In the "skip-gram" mode alternative to "CBOW", rather than averaging the context words, each is used as a pairwise training example. That is, in place of one CBOW example such as [predict 'ate' from average('The', 'cat', 'the', 'mouse')], the network is presented with four skip-gram examples [predict 'ate' from 'The'], [predict 'ate' from 'cat'], [predict 'ate' from 'the'], [predict 'ate' from 'mouse']. (The same random window-reduction occurs, so half the time that would just be two examples, of the nearest words.)

  • 2
    This quora post [quora.com/… says skip-gram needs less data to train than cbow,just the opposite view of your comment.Can you justify your answer with the help of any published paper or so.
    – 0xF
    Dec 12, 2017 at 5:39
  • 2
    Thanks for pointing that out! The explanation provided in that article makes sense, so I have updated my answer.
    – Serhiy
    Dec 13, 2017 at 15:35

It has to do with what exactly you're calculating at any given point. The difference will become clearer if you start to look at models that incorporate a larger context for each probability calculation.

In skip-gram, you're calculating the context word(s) from the word at the current position in the sentence; you're "skipping" the current word (and potentially a bit of the context) in your calculation. The result can be more than one word (but not if your context window is just one word long).

In CBOW, you're calculating the current word from the context word(s), so you will only ever have one word as a result.

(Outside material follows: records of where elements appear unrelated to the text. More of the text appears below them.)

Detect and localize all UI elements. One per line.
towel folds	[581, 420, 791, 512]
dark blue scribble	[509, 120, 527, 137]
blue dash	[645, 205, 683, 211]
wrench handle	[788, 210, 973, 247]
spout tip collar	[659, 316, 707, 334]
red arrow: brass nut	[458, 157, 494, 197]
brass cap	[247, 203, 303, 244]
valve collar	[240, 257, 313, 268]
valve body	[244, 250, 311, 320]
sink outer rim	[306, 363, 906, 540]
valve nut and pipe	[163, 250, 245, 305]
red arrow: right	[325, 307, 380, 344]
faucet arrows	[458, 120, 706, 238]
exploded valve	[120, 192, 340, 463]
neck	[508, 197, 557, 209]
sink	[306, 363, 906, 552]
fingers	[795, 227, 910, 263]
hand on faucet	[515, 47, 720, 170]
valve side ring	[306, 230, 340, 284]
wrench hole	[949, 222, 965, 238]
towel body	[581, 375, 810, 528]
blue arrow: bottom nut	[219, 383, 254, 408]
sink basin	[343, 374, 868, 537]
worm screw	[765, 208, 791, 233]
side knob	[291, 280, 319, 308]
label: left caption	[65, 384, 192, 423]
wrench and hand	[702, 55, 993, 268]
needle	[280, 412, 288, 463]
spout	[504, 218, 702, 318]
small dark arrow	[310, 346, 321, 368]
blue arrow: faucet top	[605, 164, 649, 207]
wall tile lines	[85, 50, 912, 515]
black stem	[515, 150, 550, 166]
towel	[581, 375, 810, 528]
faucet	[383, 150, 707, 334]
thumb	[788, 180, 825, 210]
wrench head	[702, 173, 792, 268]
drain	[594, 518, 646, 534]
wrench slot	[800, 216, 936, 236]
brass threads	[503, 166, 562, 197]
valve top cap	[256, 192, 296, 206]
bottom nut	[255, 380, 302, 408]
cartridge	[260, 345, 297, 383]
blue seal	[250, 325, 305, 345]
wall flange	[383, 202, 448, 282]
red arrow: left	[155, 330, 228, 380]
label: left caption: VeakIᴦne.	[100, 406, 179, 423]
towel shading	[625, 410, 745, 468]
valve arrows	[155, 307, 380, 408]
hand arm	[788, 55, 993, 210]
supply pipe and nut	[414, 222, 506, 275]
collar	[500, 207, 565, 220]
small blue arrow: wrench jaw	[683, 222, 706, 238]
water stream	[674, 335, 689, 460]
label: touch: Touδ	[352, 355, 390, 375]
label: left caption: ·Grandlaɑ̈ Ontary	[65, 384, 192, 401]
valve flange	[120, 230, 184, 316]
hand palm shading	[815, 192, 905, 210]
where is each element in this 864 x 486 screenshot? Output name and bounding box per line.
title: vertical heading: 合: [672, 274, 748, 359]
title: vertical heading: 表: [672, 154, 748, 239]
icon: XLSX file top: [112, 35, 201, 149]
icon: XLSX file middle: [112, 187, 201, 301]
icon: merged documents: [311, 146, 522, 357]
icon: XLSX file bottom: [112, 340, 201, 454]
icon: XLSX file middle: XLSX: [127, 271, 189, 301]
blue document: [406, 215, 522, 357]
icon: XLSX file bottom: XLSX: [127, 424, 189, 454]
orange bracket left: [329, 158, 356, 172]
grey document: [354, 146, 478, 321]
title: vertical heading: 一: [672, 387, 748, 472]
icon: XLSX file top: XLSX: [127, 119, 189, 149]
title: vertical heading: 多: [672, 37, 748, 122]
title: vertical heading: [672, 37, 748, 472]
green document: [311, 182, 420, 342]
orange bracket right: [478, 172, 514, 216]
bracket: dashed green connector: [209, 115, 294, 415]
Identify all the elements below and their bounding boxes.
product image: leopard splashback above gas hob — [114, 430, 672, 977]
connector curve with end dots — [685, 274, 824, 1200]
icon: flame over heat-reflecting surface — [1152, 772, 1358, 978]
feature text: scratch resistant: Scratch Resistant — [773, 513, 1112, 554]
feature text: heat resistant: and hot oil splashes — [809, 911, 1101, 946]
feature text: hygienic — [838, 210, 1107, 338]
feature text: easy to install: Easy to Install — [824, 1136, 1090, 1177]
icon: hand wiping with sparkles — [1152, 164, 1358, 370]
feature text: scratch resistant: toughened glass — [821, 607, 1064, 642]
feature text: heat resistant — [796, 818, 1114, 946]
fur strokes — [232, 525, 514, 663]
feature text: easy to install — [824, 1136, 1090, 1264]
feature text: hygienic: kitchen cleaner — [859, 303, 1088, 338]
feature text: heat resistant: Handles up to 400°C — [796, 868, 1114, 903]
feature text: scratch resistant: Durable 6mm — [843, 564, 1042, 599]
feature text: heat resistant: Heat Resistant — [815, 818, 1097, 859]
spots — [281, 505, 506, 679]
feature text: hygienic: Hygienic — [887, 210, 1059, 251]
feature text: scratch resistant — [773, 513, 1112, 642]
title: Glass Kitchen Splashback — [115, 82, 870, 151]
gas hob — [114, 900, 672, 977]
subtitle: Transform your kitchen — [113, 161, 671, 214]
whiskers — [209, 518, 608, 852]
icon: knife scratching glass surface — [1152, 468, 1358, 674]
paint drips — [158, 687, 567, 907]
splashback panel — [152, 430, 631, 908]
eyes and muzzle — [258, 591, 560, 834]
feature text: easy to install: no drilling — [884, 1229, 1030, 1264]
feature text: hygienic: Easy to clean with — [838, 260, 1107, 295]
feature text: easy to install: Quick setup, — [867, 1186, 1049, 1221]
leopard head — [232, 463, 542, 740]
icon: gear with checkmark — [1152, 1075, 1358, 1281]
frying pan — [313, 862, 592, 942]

  • The difference is still unclear to me, the only thing that seems to change is the padding of the words near the begin and end of sentences: in one model there will be more total words on the input size or the output size in terms of how frequently the same words were shown. On an infinitely long sentence, the two models would not have that unequal padding concept I am introducing. Nov 26, 2016 at 12:56
  • As an example, how would one change the model's configuration in the Udacity link I sent? It seems to me that only exchanging the labels with the input examples would do the trick, but it can't be true, the difference would be so trivial... Nov 26, 2016 at 12:59

In Deep Learning Course, from coursera https://www.coursera.org/learn/nlp-sequence-models?specialization=deep-learning you can see that Andrew NG doesn't switch the context-target concepts. It means that target word will ALWAYS be treated as the word to be predicted, no matter if is CBOW or skip-gram.